You also happen to be heading your legal firm by the name of P LEGAL – PARASHURAMI LEGAL since October 2019. Can you tell us a bit about your law firm? And, what is the life of a Founder of a reputed law firm and a renowned lawyer like?

I have been practising since 2012 and have started my law firm by the name P LEGAL – PARASHURAMI LEGAL in 2019. The motto of the firm is to provide Practical, Practicable and Pragmatic legal solutions (If you take a closer look at the logo of the firm, the P in the logo has 3 lines which indicates 3 P’s which in turn stand for Practical, Practicable and Pragmatic in addition to representing my surname).

As a firm, we take up a variety of work which includes consulting as well as litigation and we represent a variety of clientele in their legal issues and disputes. As a Law firm, it is our endeavour to expand our scope of work and take up varied work in a variety of streams in Litigation as well as non-litigation, while providing legal solutions to our clients. 

As a firm, we also try to provide law college students opportunities to get practical experience while interning with us. 

Coming to the aspect of being the founder of a reputed law firm and renowned lawyer, I would only say that there is a long way to go and there is a lot more work that remains to be done as the Legal field is dynamic in nature, there is always scope to do more and learn more and get better every time. 

Also, being associated with an organisation that is recognised for doing good work and being a professional who is getting recognition for good and genuine work, only adds to the responsibility and makes me strive harder to do better work.
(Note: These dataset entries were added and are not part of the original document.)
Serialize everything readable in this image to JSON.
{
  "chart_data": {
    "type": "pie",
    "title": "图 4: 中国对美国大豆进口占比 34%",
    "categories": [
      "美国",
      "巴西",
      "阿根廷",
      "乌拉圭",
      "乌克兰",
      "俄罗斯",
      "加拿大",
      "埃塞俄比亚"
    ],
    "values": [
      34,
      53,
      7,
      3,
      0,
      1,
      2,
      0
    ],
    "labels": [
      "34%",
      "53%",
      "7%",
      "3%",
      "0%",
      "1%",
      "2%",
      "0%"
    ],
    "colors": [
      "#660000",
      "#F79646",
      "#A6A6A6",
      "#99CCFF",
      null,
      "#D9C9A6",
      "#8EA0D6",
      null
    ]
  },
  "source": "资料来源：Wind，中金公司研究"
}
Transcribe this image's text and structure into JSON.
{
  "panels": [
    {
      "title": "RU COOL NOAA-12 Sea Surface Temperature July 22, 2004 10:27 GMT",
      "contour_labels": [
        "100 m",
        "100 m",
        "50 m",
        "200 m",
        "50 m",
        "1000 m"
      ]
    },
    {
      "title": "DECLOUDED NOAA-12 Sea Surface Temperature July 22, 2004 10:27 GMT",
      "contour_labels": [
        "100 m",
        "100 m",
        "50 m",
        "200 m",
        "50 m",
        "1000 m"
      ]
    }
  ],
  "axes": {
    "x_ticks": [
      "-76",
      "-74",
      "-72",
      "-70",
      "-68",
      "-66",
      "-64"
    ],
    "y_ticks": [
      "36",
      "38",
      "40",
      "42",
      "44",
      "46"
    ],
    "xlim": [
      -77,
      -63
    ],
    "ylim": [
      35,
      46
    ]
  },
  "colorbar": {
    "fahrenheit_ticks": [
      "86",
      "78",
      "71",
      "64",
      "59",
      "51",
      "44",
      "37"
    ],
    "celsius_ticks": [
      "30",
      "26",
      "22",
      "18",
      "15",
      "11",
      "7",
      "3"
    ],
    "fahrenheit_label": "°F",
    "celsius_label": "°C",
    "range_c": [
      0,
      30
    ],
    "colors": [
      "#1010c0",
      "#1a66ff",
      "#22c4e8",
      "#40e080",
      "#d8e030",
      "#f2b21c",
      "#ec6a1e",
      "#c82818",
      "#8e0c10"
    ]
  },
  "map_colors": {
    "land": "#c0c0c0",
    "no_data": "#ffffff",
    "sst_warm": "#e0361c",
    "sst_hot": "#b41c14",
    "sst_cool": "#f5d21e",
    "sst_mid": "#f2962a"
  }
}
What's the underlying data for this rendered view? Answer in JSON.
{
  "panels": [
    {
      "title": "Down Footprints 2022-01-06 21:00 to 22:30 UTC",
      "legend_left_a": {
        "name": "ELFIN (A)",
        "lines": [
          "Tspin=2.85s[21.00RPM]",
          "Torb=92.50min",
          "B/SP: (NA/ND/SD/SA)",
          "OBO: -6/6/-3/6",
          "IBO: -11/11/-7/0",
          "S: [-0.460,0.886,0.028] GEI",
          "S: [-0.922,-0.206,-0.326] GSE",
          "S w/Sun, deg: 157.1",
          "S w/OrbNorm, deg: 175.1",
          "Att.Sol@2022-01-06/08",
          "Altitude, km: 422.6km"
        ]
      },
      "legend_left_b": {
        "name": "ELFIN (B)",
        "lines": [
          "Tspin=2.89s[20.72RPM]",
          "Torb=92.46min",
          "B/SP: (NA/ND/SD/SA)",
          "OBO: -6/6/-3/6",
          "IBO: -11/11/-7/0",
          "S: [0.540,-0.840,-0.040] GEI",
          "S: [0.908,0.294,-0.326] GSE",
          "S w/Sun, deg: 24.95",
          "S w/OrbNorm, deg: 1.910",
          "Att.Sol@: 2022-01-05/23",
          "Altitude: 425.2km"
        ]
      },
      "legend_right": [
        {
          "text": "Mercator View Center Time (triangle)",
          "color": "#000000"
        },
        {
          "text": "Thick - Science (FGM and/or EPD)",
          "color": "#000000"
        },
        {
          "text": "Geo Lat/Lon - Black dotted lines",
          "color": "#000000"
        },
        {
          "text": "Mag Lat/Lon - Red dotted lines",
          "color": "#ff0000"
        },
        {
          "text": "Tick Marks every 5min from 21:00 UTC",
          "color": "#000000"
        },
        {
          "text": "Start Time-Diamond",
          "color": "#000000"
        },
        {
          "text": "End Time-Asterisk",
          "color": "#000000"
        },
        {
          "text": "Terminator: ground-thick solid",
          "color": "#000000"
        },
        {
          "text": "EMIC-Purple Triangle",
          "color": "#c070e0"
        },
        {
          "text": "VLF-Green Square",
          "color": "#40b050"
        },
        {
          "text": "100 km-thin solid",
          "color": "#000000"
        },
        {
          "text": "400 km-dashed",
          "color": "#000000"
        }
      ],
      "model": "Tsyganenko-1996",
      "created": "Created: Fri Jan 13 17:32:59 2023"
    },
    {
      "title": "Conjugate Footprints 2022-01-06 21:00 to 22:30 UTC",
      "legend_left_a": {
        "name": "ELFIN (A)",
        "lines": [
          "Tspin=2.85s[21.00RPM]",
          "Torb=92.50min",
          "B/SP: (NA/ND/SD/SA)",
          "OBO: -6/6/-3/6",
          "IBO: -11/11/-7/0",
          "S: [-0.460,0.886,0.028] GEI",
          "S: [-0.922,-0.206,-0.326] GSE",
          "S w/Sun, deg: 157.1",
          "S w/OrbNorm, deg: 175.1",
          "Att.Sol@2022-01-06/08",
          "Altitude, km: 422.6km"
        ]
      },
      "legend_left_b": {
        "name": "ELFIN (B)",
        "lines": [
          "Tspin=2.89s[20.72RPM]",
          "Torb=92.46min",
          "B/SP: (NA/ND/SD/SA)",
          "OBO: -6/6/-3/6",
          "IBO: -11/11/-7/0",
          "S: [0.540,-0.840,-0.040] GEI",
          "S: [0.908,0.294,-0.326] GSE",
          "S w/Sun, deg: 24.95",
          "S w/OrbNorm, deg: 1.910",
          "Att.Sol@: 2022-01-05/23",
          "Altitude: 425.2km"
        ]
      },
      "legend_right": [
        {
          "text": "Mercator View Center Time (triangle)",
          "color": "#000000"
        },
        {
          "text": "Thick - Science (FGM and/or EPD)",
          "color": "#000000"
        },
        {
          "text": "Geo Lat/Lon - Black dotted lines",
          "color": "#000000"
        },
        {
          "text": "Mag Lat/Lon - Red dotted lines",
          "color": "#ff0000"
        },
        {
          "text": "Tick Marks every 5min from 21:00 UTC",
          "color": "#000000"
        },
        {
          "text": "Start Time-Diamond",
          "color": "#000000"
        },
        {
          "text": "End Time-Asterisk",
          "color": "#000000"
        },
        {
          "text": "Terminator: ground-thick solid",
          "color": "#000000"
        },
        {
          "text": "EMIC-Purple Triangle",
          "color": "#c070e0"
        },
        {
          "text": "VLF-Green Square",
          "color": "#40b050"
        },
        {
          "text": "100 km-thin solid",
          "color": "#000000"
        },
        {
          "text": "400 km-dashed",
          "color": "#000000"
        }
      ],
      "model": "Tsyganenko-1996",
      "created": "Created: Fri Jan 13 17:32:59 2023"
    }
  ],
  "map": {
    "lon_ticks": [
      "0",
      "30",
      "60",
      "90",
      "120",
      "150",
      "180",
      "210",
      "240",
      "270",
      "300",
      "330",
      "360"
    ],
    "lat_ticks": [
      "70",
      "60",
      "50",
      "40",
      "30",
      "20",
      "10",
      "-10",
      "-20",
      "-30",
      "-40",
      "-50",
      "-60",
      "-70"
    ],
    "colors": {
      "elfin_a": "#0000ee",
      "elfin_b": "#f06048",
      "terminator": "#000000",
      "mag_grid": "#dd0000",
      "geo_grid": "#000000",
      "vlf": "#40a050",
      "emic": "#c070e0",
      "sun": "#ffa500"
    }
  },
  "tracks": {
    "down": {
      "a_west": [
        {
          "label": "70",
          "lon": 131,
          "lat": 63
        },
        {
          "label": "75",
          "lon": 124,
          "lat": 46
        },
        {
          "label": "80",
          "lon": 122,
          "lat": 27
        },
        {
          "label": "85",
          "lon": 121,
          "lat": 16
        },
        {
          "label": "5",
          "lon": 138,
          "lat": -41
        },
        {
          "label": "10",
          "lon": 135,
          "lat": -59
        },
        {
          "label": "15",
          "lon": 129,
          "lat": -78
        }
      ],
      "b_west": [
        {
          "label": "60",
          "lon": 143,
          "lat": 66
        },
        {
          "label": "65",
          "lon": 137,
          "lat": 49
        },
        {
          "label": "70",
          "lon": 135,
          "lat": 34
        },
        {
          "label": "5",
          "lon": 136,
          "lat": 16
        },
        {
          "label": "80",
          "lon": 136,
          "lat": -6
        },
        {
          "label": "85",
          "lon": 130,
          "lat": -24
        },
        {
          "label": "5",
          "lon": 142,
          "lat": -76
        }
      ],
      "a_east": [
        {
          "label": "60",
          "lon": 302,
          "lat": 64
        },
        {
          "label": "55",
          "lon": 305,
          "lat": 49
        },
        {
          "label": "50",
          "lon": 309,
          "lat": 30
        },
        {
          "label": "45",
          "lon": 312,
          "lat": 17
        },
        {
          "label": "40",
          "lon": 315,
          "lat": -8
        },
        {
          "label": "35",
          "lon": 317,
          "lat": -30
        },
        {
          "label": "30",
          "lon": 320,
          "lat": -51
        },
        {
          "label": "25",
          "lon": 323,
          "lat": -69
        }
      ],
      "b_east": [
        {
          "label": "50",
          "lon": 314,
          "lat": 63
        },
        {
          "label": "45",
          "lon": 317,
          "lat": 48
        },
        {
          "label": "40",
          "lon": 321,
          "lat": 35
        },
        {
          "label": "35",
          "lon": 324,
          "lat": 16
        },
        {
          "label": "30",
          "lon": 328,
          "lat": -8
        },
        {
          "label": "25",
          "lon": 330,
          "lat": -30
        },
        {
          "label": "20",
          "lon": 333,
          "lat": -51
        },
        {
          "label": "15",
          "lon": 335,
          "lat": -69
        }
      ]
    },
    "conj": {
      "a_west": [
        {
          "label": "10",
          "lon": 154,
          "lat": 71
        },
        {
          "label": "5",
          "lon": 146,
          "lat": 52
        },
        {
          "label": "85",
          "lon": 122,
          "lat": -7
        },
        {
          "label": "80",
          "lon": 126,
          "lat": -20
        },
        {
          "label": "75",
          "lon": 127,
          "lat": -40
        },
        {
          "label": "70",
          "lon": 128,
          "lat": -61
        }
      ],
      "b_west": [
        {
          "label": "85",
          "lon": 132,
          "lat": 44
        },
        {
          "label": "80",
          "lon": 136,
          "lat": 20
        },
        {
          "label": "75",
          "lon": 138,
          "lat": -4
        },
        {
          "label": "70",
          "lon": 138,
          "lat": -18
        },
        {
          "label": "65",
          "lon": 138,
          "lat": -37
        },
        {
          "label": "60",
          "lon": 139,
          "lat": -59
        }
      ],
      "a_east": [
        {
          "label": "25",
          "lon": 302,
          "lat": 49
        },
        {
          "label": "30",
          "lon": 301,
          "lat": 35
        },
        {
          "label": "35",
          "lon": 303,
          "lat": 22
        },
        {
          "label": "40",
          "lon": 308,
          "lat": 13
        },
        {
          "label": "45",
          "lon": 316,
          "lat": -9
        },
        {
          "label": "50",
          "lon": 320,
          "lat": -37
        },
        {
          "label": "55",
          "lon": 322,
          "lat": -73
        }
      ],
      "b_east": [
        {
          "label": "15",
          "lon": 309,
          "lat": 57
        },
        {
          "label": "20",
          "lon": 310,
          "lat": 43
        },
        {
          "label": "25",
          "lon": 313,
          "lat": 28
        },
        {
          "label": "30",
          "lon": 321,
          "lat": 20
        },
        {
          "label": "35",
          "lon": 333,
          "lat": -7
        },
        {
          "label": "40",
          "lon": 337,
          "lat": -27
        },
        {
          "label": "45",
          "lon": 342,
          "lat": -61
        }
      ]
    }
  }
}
While striving to do better you only realise that there is a lot that can be done in the field in general and for society and this entire process is most certainly a humbling experience. 

At last, would you like to give any parting advice to the young lawyers out there as to how can they practice litigation considering the current era of digitalisation? 

The advice I would like to give to all the young lawyers, from my personal experience, is that as lawyers we should never shy away from any sort of work that comes our way and that as lawyers we should push our limits and expand our horizons. 

As I have earlier mentioned, the legal field is dynamic in nature and as such, every advocate gets hands-on experience in dealing with the ever-changing environment in litigation and therefore is well equipped with dealing with new things. Digitisation, I feel, is one such change which every advocate should and can adopt and adapt to and moving forward, that is going to be the way all work would be undertaken. 

For lawyers who have recently started their practice or would be starting their practice soon, they are better placed according to me as they get an opportunity to digitise all their records right from the very beginning and that would certainly work to their advantage. 

To wrap it up, I would like to wish all the young lawyers and budding advocates and mention the two lines or sayings that have always helped me and that would certainly help many budding lawyers in practice: 

Work hard in silence, let your success make the noise & Never say never.